Bel tanda istirahat berbunyi nyaring, memecah keheningan kelas 11 IPA 3. Danu, seorang siswa yang lebih senang duduk di pojok bangku belakang, memilih tetap tinggal di kursinya. Teman-temannya sudah berhamburan keluar, entah ke kantin atau sekadar mengobrol di koridor. Tapi bagi Danu, istirahat adalah momen untuk menikmati ketenangan, jauh dari hiruk-pikuk.
Sambil mengeluarkan novel yang sudah lama ingin ia selesaikan, ia mendengar suara langkah mendekat. Ketika ia mendongak, di sana berdiri seorang gadis dengan rambut dikuncir kuda, membawa buku catatan tebal di tangannya. Dia adalah Rani, siswa teladan yang sering jadi perhatian guru karena kecerdasannya.
"Danu, kamu nggak keberatan kalau aku duduk di sini sebentar?" tanya Rani sambil tersenyum tipis.
Danu mengangguk, sedikit bingung. "Silakan aja."

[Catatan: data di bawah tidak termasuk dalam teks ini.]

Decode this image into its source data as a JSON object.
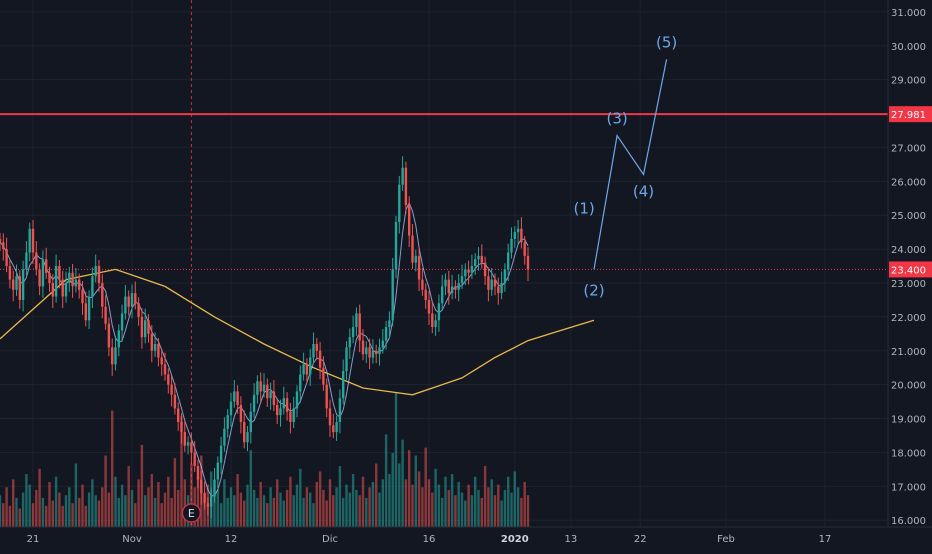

Rani duduk di kursi sebelah, meletakkan buku catatannya di meja. "Aku lihat kamu jarang keluar saat istirahat. Lagi baca apa?" tanyanya, matanya melirik novel di tangan Danu.
"Oh, ini... cuma novel biasa," jawab Danu, menutupi sampulnya.

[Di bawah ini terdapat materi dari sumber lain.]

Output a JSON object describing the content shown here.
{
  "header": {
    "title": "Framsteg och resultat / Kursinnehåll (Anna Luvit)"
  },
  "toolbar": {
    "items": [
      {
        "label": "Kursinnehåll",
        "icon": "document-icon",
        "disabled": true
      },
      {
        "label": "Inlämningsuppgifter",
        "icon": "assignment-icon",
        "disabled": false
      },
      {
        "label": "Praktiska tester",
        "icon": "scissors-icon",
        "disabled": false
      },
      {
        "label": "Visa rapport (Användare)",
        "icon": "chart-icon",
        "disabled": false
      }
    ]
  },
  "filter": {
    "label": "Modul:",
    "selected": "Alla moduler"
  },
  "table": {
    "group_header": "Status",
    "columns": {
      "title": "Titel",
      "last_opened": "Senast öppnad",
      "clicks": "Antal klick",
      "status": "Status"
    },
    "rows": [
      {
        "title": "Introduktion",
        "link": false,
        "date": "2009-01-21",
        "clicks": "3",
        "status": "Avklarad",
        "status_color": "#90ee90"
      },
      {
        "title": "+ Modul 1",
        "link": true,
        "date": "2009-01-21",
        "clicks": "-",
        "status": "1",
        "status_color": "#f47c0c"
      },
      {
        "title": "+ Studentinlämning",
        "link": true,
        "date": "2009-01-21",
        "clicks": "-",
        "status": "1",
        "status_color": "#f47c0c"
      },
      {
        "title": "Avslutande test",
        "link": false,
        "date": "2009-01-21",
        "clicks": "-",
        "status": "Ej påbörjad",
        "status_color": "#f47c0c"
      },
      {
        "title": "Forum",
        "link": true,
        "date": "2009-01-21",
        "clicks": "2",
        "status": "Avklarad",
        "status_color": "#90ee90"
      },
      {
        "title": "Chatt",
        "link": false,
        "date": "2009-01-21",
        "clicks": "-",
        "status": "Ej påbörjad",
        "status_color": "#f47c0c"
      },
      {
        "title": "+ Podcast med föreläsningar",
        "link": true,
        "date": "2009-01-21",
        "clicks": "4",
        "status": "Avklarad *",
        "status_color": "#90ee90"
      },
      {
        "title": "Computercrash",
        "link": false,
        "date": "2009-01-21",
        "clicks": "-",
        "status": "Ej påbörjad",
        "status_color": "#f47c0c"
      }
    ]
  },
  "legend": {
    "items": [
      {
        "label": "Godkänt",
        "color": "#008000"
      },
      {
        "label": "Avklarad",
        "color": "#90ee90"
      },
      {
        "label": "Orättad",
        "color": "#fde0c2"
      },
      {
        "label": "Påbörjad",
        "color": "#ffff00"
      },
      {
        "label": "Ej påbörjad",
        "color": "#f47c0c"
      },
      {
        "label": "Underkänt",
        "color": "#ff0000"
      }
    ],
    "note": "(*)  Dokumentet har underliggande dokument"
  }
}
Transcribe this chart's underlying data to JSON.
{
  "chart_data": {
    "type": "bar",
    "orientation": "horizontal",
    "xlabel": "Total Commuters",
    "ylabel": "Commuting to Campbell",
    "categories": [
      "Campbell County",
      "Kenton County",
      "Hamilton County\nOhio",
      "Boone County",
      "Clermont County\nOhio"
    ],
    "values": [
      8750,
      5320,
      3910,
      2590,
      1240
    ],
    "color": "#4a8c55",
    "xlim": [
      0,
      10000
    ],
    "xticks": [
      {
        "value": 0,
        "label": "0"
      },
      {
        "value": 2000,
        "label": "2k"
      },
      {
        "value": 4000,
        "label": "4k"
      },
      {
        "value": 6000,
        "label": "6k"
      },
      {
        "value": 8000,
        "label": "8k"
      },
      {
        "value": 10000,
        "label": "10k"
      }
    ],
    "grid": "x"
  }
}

Rani terkekeh. "Kamu suka baca novel? Aku pikir kamu lebih suka main futsal seperti anak-anak lain di kelas."
Danu mengangkat bahu. "Basket nggak terlalu menarik buatku. Lagi pula, di sini lebih tenang."
Obrolan itu menjadi awal dari interaksi yang tak biasa antara Danu dan Rani. Sebelumnya, mereka hanya saling mengenal sebatas nama, tanpa pernah benar-benar berbicara. Tapi hari itu, Rani tampak nyaman duduk di sebelah Danu, bahkan mengeluarkan soal matematika dan mulai mengerjakannya di sana.
"Kamu mau aku bantuin?" tawar Danu setelah beberapa saat memperhatikan.
Rani menoleh, sedikit terkejut. "Kamu bisa matematika?"
"Yah, lumayan. Soal kayak gitu sih nggak terlalu sulit," jawab Danu santai.
Rani menyerahkan bukunya, dan Danu mulai menjelaskan cara penyelesaian soal tersebut. Rani mendengarkan dengan saksama, kadang mengangguk atau menambahkan pertanyaan.
"Sepertinya aku salah menilai kamu, Danu," kata Rani setelah selesai.
"Maksudnya?"
"Selama ini aku pikir kamu anak yang pendiam dan nggak peduli sama pelajaran. Ternyata kamu jago juga."
Danu hanya tersenyum tipis, tak tahu harus merespons apa.
Sejak hari itu, Danu dan Rani mulai sering berbicara, terutama saat istirahat. Rani yang biasanya dikelilingi teman-teman rajinnya, kini lebih sering terlihat duduk di bangku belakang bersama Danu. Banyak siswa lain mulai memperhatikan, bahkan beberapa teman Danu menggoda mereka.
"Dan, seriusan nih? Cewek paling pintar di kelas kita malah deket sama kamu? Hebat juga!" ledek Arya, teman sebangku Danu.
Danu hanya menggeleng sambil tersenyum. "Dia cuma butuh bantuan soal, kok."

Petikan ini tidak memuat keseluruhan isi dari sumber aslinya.